Wie ein Elektroauto im mittleren Preissegment in Kombination mit einem Caravan funktioniert, hat der ADAC in einem Fahrversuch untersucht. In dieser Klasse sind immer mehr Modelle auf dem Markt, die Anhängelasten von 1500 bis 1600 Kilogramm tragen können. 1.281 Kilometer ging es in drei Tagen über den Brennerpass und die Dolomiten bis an die Adria und durch Slowenien zurück auf die Tauernautobahn.
„Elektroautos eignen sich sehr gut als Zugfahrzeuge“, so das Fazit des Autoclubs. Das Testfahrzeug, ein Kia EV6 mit Allradantrieb und 239 kW / 325 PS, überzeugte auf der Vierländertour mit besten Fahreigenschaften und brachte den voll beladenen Familiencaravan mühelos und vibrationsfrei ans Ziel der Änderungen.

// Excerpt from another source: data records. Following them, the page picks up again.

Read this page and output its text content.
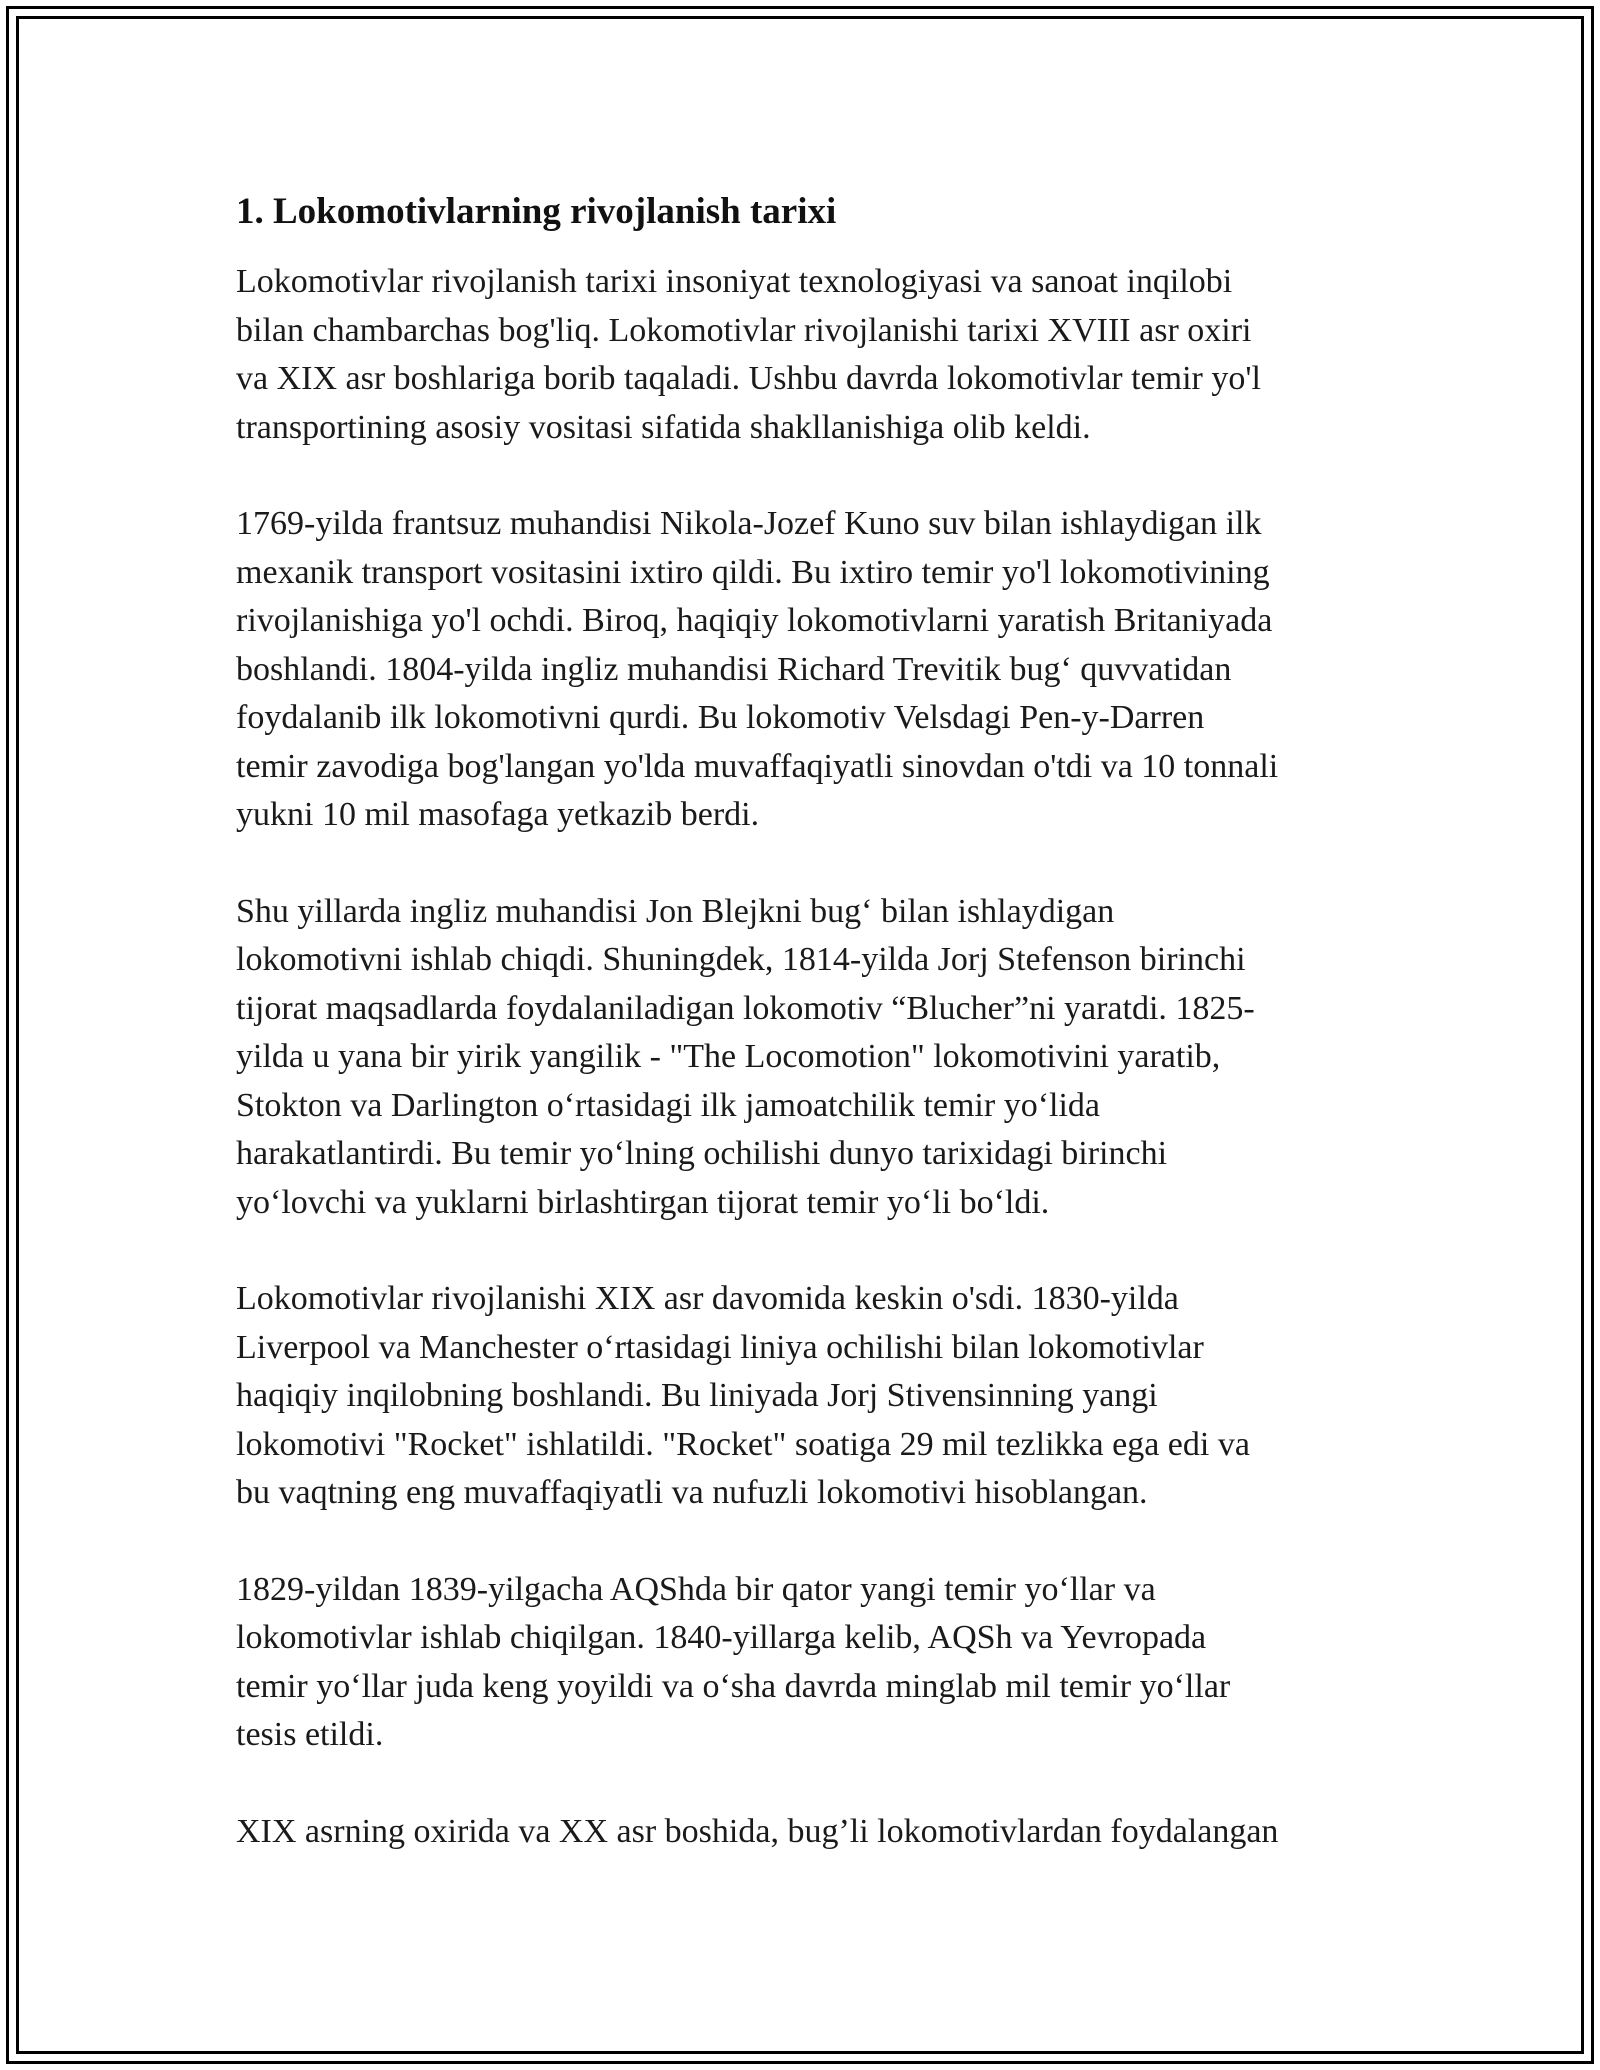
1. Lokomotivlarning rivojlanish tarixi

Lokomotivlar rivojlanish tarixi insoniyat texnologiyasi va sanoat inqilobi
bilan chambarchas bog'liq. Lokomotivlar rivojlanishi tarixi XVIII asr oxiri
va XIX asr boshlariga borib taqaladi. Ushbu davrda lokomotivlar temir yo'l
transportining asosiy vositasi sifatida shakllanishiga olib keldi.

1769-yilda frantsuz muhandisi Nikola-Jozef Kuno suv bilan ishlaydigan ilk
mexanik transport vositasini ixtiro qildi. Bu ixtiro temir yo'l lokomotivining
rivojlanishiga yo'l ochdi. Biroq, haqiqiy lokomotivlarni yaratish Britaniyada
boshlandi. 1804-yilda ingliz muhandisi Richard Trevitik bug‘ quvvatidan
foydalanib ilk lokomotivni qurdi. Bu lokomotiv Velsdagi Pen-y-Darren
temir zavodiga bog'langan yo'lda muvaffaqiyatli sinovdan o'tdi va 10 tonnali
yukni 10 mil masofaga yetkazib berdi.

Shu yillarda ingliz muhandisi Jon Blejkni bug‘ bilan ishlaydigan
lokomotivni ishlab chiqdi. Shuningdek, 1814-yilda Jorj Stefenson birinchi
tijorat maqsadlarda foydalaniladigan lokomotiv “Blucher”ni yaratdi. 1825-
yilda u yana bir yirik yangilik - "The Locomotion" lokomotivini yaratib,
Stokton va Darlington o‘rtasidagi ilk jamoatchilik temir yo‘lida
harakatlantirdi. Bu temir yo‘lning ochilishi dunyo tarixidagi birinchi
yo‘lovchi va yuklarni birlashtirgan tijorat temir yo‘li bo‘ldi.

Lokomotivlar rivojlanishi XIX asr davomida keskin o'sdi. 1830-yilda
Liverpool va Manchester o‘rtasidagi liniya ochilishi bilan lokomotivlar
haqiqiy inqilobning boshlandi. Bu liniyada Jorj Stivensinning yangi
lokomotivi "Rocket" ishlatildi. "Rocket" soatiga 29 mil tezlikka ega edi va
bu vaqtning eng muvaffaqiyatli va nufuzli lokomotivi hisoblangan.

1829-yildan 1839-yilgacha AQShda bir qator yangi temir yo‘llar va
lokomotivlar ishlab chiqilgan. 1840-yillarga kelib, AQSh va Yevropada
temir yo‘llar juda keng yoyildi va o‘sha davrda minglab mil temir yo‘llar
tesis etildi.

XIX asrning oxirida va XX asr boshida, bug’li lokomotivlardan foydalangan
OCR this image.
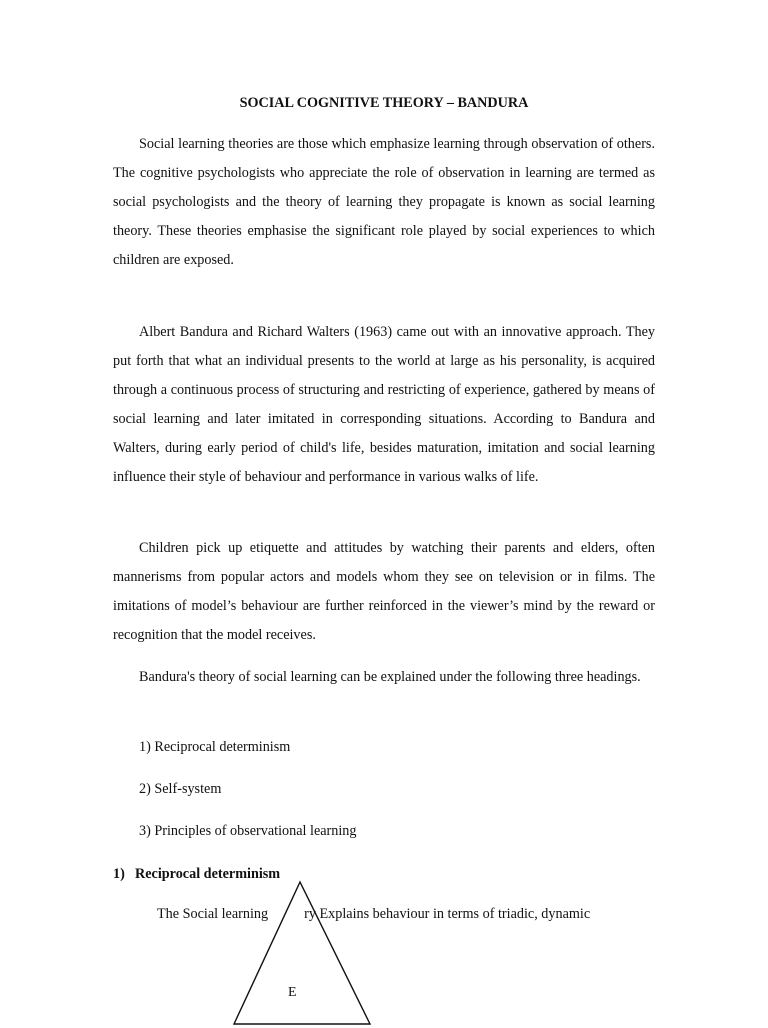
SOCIAL COGNITIVE THEORY – BANDURA

Social learning theories are those which emphasize learning through observation of others. The cognitive psychologists who appreciate the role of observation in learning are termed as social psychologists and the theory of learning they propagate is known as social learning theory. These theories emphasise the significant role played by social experiences to which children are exposed.

Albert Bandura and Richard Walters (1963) came out with an innovative approach. They put forth that what an individual presents to the world at large as his personality, is acquired through a continuous process of structuring and restricting of experience, gathered by means of social learning and later imitated in corresponding situations. According to Bandura and Walters, during early period of child's life, besides maturation, imitation and social learning influence their style of behaviour and performance in various walks of life.

Children pick up etiquette and attitudes by watching their parents and elders, often mannerisms from popular actors and models whom they see on television or in films. The imitations of model’s behaviour are further reinforced in the viewer’s mind by the reward or recognition that the model receives.

Bandura's theory of social learning can be explained under the following three headings.

1) Reciprocal determinism

2) Self-system

3) Principles of observational learning

1) Reciprocal determinism

The Social learning	ry Explains behaviour in terms of triadic, dynamic

E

Der Stromverbrauch von E-Kia ist von den üblichen 20 kWh auf 100 Kilometer auf durchschnittlich 36,6 kWh durch den Wohnwagenzug gestiegen. Die maximale Reichweite wurde von 400 auf etwa 220 Kilometer reduziert, was etwa zwei bis drei Stunden Fahrt bedeutet. „Es reicht also noch, denn danach empfehlen wir sowieso eine Pause, die man mit dem Laden an einer Schnellladestation verbinden könnte“, so Tester. In 20 Minuten konnte die Batterie des Testwagens per Schnellladung von 10 auf 80 Prozent aufgeladen werden.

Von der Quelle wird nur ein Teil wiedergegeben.